Savvy consumers demand to know something: Where exactly does your product originate?
In the heyday of offshoring, few of us thought of China as anything but the land of opportunity. Then reality set in. Revelations of sweatshop labor, environmental destruction, knock-off products, and quality issues raised questions about the “Made in China” stamp and put pressure on companies to take responsibility for their entire supply chain.
To further complicate matters, the hidden costs and pure complexity of dealing with suppliers in multiple countries took some by surprise. When all factors were finally taken into account, what had started out as a money-saving endeavor became a headache. In order to improve transparency, there appeared a simple solution: Pack up the operations and move home.

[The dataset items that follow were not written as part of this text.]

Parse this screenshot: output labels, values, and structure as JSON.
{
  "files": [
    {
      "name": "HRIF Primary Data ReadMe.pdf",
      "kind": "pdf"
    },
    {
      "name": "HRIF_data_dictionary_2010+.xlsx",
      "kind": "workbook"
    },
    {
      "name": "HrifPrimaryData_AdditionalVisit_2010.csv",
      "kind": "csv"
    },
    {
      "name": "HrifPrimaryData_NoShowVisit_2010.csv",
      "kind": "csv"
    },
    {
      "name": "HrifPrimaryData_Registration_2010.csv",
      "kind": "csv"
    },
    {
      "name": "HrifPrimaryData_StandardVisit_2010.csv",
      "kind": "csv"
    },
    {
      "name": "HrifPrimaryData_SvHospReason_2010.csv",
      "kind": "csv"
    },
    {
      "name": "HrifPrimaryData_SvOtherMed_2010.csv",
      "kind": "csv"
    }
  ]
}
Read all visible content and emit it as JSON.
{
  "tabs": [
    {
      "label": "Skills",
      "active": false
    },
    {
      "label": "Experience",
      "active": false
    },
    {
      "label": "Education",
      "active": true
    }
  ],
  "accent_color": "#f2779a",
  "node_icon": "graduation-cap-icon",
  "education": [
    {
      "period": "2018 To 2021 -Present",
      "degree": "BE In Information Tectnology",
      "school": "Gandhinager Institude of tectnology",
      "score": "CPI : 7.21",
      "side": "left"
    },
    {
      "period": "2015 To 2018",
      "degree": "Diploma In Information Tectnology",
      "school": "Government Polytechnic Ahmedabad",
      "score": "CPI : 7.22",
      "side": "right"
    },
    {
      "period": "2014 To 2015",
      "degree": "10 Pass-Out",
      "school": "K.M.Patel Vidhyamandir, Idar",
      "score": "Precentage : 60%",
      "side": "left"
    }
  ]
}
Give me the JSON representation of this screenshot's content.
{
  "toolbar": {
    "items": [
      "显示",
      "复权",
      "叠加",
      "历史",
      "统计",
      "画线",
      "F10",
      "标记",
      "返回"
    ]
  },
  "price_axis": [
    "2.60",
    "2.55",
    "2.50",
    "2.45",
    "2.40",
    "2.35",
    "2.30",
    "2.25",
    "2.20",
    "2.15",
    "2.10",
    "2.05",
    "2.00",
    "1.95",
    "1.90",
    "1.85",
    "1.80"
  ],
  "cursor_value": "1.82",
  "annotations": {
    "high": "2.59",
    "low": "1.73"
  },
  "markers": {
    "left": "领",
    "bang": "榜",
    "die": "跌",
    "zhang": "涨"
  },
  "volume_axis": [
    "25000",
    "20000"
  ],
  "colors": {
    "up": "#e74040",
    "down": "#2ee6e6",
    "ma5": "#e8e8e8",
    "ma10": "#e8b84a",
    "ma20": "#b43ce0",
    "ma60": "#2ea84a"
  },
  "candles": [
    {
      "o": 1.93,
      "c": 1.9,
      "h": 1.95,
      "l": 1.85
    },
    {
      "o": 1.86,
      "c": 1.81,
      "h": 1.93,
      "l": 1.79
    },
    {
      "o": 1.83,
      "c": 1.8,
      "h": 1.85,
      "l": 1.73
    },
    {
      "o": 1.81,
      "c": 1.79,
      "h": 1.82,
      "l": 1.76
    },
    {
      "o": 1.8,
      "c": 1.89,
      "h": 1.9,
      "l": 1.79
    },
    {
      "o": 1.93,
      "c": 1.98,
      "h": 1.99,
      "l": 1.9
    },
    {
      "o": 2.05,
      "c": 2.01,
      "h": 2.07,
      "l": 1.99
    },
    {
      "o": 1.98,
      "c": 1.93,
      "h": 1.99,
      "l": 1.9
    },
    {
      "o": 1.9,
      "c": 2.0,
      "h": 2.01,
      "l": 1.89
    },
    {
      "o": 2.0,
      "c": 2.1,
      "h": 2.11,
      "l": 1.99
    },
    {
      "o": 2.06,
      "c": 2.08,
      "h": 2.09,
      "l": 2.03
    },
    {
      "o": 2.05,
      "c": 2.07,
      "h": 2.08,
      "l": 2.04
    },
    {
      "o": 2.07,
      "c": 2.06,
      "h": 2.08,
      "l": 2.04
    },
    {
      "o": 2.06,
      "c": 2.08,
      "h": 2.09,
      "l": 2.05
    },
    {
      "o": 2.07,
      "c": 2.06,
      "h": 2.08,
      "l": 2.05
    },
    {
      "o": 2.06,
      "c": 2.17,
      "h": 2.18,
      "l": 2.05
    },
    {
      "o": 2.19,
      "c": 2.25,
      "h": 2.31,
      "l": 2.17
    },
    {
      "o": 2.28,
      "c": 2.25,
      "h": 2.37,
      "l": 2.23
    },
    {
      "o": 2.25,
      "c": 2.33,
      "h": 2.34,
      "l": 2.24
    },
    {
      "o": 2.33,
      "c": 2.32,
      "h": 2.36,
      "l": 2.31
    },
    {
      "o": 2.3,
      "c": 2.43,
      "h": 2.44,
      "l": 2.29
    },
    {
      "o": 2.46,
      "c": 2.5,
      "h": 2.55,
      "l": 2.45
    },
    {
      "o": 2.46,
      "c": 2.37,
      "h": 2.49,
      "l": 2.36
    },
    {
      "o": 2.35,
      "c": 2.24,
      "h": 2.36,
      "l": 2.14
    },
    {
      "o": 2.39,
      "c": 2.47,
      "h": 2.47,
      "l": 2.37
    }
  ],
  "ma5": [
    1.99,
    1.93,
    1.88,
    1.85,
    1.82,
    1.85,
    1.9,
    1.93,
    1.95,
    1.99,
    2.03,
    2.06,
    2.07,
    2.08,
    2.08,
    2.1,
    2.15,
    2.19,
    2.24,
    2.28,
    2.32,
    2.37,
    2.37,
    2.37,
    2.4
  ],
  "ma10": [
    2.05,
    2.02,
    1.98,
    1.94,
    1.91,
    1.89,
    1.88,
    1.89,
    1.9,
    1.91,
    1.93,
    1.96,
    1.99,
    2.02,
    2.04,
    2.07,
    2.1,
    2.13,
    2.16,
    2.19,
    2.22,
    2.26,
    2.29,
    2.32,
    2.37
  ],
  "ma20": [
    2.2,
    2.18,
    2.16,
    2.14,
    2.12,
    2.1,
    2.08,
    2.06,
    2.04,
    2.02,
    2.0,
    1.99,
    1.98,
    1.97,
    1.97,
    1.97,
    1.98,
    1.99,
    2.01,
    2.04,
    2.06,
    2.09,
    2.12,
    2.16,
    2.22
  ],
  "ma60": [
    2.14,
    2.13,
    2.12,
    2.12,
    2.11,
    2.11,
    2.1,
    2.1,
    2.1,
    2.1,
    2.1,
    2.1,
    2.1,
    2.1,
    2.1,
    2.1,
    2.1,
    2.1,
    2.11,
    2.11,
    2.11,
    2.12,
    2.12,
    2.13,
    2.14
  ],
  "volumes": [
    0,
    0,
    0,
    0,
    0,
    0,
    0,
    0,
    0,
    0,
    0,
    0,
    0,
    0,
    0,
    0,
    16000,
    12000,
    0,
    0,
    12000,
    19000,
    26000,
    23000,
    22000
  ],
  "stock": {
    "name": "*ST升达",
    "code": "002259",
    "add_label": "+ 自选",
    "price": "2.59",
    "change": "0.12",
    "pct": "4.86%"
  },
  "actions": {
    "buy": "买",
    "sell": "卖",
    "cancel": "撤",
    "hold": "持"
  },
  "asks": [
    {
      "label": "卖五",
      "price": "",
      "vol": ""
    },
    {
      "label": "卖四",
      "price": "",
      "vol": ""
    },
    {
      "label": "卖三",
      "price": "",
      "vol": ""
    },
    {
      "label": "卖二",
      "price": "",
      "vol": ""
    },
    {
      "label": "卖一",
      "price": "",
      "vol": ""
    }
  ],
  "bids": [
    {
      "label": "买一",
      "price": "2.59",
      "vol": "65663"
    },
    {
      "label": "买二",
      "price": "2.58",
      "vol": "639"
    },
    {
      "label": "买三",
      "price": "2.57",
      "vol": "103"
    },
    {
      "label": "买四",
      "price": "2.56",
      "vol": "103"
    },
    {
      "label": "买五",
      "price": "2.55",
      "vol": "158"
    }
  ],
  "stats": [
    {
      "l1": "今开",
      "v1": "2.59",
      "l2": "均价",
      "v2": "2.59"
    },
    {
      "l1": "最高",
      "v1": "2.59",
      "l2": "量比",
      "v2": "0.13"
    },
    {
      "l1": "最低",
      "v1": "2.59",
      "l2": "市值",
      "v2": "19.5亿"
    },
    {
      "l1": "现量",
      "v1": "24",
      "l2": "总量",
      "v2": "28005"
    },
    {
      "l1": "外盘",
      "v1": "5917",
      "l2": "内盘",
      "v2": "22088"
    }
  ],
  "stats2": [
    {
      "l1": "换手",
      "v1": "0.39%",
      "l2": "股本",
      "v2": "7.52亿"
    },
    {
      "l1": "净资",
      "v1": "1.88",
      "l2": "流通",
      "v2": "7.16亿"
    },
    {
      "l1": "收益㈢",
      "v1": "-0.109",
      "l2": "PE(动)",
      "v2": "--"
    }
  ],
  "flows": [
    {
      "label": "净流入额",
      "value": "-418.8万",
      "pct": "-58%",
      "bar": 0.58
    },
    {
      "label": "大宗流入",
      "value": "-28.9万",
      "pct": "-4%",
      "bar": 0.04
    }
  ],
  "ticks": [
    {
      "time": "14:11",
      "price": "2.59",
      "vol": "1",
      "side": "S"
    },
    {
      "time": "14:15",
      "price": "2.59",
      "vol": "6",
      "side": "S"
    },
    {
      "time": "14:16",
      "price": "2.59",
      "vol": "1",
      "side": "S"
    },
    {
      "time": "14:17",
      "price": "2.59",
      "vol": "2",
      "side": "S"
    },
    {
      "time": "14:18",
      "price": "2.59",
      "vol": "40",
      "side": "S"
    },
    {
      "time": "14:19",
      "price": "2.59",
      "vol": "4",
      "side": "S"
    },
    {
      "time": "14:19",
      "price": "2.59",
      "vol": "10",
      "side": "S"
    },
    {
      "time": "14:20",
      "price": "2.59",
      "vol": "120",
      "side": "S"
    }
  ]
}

The experience of Sleek Audio, a Florida manufacturer of in-ear headphones, is no anomaly. After four years of manufacturing in China, the company faced a crippling set of issues. There were communications problems with the Chinese partners, shipping delays, tedious travel, rising costs, and repeated deliveries of products that did not meet the company's quality standards. When a shipment of 10,000 units was ruined, the foreign venture came to an end, and Sleek Audio moved its manufacturing back to the United States.
Other infamous cases — labor abuses in Nike factories, suicides at one of Apple's Chinese suppliers, and the discovery of lead in toys manufactured in China — showcased the risks American companies were taking by moving production to foreign markets.
Though they may have been able to claim ignorance of such “missteps” in the past, distance is no longer an excuse for inadequate supplier oversight. Even so, distance does make oversight that much harder. In fact, building a transparent supply chain is crucial to gaining the trust and confidence of increasingly savvy consumers.
“The big names at the end of the chain have come to realize that lowest price can mean highest risk — and highest risk can mean high total costs,” MIT’s Charles Fine wrote in a 2013 analysis. “In that sense, the rapid switching of suppliers in search of ever lower costs has become a higher risk approach to supply chain management.”
A leaner supply chain rooted in the United States comes with increased velocity, improved quality control, and reduced management support costs, because the US business culture tends to be more service-oriented than other cultures. It enables quick and timely response to changes in demand. It also eliminates the risk of disruptions to the supply chain as a result of foreign labor disputes, natural disasters, and political upheaval, and it cuts out costs associated with shipping and tariffs.
Most of all, since consumers and watchdog groups now pay close attention to the origin of products, telling people exactly where your products come from should be easy.
Do you think it is possible to maintain transparency with the supply chain stretching across multiple borders?